Shell has used scenario planning as a powerful business tool for making more strategic choices and being sensitive to uncertainties for 40 years. The “three hard truths” that were the foundation for the three scenarios in 2008 were that energy demand is surging, suppliers are struggling to keep up and stresses on our environment are increasing. The scenario entitled “Scramble” involves a lack of decisive action on climate change, thus coal and biofuels drive growth in developing countries, leading to rising food prices and air pollution, while the U.S. and Canada turn to “unconventional oil projects,” such as Canada’s tar sands.
In the past, Shell used scenario planning merely as a tool to gain insights but didn’t advocate for any particular scenario. For the first time, Shell chose a scenario that it wants to manifest, and it says it chose the Blueprints scenario as being better for both the company and the world. The company announced this, and former Shell CEO Jeroen van der Veer even advocated for governments to impose a price for emissions.
Some large corporations, including the five biggest oil companies, Walmart and American Electric Power, including a price on carbon into their long-term financial plans. However, now years have passed without decisive action, and the Blueprints scenario hasn’t been widely playing out.

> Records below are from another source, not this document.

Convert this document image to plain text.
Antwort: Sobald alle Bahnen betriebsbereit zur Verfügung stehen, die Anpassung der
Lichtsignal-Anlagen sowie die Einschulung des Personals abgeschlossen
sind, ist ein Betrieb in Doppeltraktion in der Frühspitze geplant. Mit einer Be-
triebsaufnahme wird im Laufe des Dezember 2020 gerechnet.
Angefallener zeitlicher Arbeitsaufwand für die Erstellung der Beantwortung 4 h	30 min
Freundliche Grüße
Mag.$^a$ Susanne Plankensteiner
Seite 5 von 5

Governments haven’t adopted strong climate policies, carbon emissions continue to mount, and climate change is a largely unpopular topic in the media. It appears that the Scramble scenario is actually playing out, not Blueprints, and Shell itself is leading the way.
Shell has invested $6 billion towards drilling in the Beaufort and Chukchi Seas in Arctic Alaska, but a recent court ruling by the 9th U.S. Circuit Court of Appeals threw offshore Arctic oil leases into question. Shell spent nearly $1 billion annually in Arctic drilling in the last few years, thus it was banking on the Scramble scenario and looking to capitalize off of this scenario. A coalition of native and environmental groups led a lawsuit that has halted Shell’s plans to start drilling this summer, thus elements of the Blueprints scenario are manifesting.
Oil produced from Canadian tar sands are another example of Shell banking on the Scramble scenario. Because a lot of energy needs to be used to extract oil from this source, the greenhouse gas emissions are 23 percent higher than from conventional crude.
The proposed Keystone XL pipeline would help deliver hard-to-access Alberta tar sand oil to U.S. refineries. If the production, refining and combustion of 830,000 barrels per day of sands crude oil were actually met, the pipeline would contribute the climate-change equivalent of an additional 5.7 million cars on the road each year , according to a report by the State Department. Shell has invested millions in lobbying for this controversial project, furthering the push towards the Scramble scenario.
Although Shell has publicly stated that it supports the Blueprints scenario, its support of the Keystone XL pipeline, oil production from tar sands and Arctic drilling show otherwise. In the absence of decisive government action to curb climate change, Shell is scrambling to capitalize off of the current scenario.
“I will be one of those persons most cheering for an endless summer in Alaska,” Peter E. Slaiby, vice president of Shell Alaska, said at the Arctic Imperative Summit.